AC-WAR: Architecting the Cache Hierarchy to Improve the Lifetime of an Non-volatile Endurance-limited Main Memory

Transactions on Parallel and Distributed Systems, IEEE.


This work shows how by adapting replacement policies in contemporary cache hierarchies it is possible to extend the lifespan of a write endurance-limited main memory by almost one order of magnitude. The inception of this idea is that during cache residency (1) blocks are modified in a bimodal way: either most of the content of the block is modified or most of the content of the block never changes, and (2) in most applications, the majority of blocks are only slightly modified. When those facts are considered by the cache replacement algorithms, it is possible to significantly reduce the number of bit-flips per write-back to main memory.

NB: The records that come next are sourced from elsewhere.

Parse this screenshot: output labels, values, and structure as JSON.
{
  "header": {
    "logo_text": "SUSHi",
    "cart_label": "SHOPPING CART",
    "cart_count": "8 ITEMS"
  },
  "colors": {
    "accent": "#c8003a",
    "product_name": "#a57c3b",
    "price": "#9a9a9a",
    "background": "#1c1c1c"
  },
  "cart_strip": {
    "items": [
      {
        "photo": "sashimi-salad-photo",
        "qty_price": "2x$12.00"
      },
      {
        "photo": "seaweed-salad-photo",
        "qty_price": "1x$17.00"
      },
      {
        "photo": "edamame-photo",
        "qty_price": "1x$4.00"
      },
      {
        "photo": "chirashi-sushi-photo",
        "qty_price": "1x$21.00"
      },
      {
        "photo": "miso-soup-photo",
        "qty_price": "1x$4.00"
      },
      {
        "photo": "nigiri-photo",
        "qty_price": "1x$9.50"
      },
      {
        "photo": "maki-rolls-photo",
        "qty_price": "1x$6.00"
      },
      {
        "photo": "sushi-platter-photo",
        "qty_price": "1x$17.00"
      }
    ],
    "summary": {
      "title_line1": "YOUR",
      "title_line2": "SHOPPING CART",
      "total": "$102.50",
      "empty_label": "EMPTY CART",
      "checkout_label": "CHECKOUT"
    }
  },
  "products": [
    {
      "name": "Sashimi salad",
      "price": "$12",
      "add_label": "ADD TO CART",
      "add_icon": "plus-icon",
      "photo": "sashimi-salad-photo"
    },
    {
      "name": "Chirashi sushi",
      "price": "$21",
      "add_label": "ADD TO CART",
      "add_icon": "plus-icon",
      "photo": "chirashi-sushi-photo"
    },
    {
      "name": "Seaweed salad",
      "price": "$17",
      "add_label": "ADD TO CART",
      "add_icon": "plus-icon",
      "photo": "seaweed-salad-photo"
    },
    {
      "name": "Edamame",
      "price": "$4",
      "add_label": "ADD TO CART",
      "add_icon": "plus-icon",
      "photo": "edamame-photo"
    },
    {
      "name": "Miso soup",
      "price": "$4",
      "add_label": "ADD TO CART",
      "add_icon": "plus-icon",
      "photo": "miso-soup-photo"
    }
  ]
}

Our proposal favors the off-chip eviction of slightly modified blocks according to an adaptive replacement algorithm that operates coordinately in L2 and L3. This way it is possible to improve significantly system memory lifetime, with negligible performance degradation. We found that using a few bits per block to track changes in cache blocks with respect to the main memory content is enough. With a slightly modified sectored LRU and a simple cache performance predictor it is possible to achieve a simple implementation with minimal cost in area and no impact on cache access time.

On average, our proposal increases the memory lifetime obtained with an LRU policy up to ten times (10x) and fifteen times (15x) when combined with other memory centric techniques. In both cases, the performance degradation could be considered negligible.